Topping the list of visitors is South Korea, followed by the United States and Japan.  Domestic destinations that now top the list include Batanes, Baler and Coron.  For outbound travel, Japan seems to be the most favored destination, followed by Korea.  The PTAA president downplays the effect of the “laglag-bala” on inbound tourism as there is still a significant number of balikbayans pouring into the country.

PTAA is now gearing up for the 23rd Travel Tour Expo where they have invited international sellers to focus on the Philippine market. This will happen from Feb. 5 – 7 at the SMX Convention Center.

* * *

The housing sector, meanwhile, reports an over-all healthy and robust growth for 2016. Chamber of Real Estate Builders Association (CREBA) president Noel Carino said growth is particularly significant in the higher end market, especially in central business district areas while the housing backlog in the low and middle markets continues to deepen. 

The country has a housing backlog of 5.5 million and still counting, with areas like Metro Manila, where there are livelihood or centers of business and development, attracting bigger hordes of people to settle. We clearly need to develop more residential communities, but there are serious issues to resolve before we can get there. Almost 48 percent of Philippine land are devoted to agricultural use, according to the CREBA president,  so while we have the land, the process of converting a portion of this to residential communities will take too long as we contend with the bureaucracy, zoning, etc. With a long   and tedious process comes the extra and hefty cost which are passed on to consumers, so owning a house and lot becomes even more impossible to many.

Affordability continues to be a top problem. Even if developers adjust the prices accordingly, the quality of life of the ordinary Filipino suffers. Consider this: a more affordable housing unit comprises 22 sq. meters on the average.  How can a family of four to five live decently in such a space? Socialized housing is an answer, but private developers shun away from this, preferring the bigger margins offered by the other markets.  Mr. Carino says government intervention is clearly imperative. With the current socialized housing regulations and the ceiling imposed for the cost of the building, no developer will venture into socialized housing.

* * *

As for the export sector, Sergio Ortiz-Luis, president of Philexport, hopes the negative growth of the industry will be in the low number – in the level of 5 percent – as final figures are not in yet.
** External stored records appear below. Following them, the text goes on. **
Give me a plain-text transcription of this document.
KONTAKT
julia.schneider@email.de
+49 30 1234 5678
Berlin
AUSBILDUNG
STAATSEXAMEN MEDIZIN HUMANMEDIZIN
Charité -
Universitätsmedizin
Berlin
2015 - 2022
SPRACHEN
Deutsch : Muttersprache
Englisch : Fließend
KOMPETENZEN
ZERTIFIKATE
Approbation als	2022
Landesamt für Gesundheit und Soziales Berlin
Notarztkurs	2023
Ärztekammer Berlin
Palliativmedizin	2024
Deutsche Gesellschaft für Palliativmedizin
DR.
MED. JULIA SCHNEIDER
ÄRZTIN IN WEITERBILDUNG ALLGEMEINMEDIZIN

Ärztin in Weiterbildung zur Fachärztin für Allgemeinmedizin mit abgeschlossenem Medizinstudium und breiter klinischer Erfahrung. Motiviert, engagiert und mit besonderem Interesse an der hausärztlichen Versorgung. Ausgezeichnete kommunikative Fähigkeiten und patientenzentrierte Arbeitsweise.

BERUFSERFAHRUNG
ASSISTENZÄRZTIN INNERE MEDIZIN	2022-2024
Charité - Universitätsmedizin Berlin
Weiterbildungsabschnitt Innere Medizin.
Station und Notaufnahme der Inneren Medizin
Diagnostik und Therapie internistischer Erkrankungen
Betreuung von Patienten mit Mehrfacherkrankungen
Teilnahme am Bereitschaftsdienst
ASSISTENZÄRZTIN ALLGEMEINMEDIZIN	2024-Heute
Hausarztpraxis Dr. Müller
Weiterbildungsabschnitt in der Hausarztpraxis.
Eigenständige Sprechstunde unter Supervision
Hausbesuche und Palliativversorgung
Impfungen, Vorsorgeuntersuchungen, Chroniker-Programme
The economies of China, US and Europe have weakened and impacted directly in the export industry.  The biggest loser is still the electronics industry, but agriculture has also suffered, along with the handicrafts sector.  The services sector, as well as furniture and wood-based products, continue to do well in the market.

Ortiz-Luis is still batting for MSMEs which continue to face financing challenges. If the country was also to allocate P65 billion for the Conditional Cash Transfer (CCT) program for the under-privileged, which does not require repayment, why can’t gov’t have an honest-to-goodness program for the MSMES which have the capacity to pay, but whose main problem is access to financing?  If traditional banks expect collection of 95-97 percent, our MSMEs may not be able to meet this, but the Philexport president says that a 70-75 percent collection rate from MSMES can be reasonably expected. Non-traditional financing sources may be the only answer, but we need a concerted effort to bring both camps to the table.

Mabuhay!!! Be proud to be a Filipino.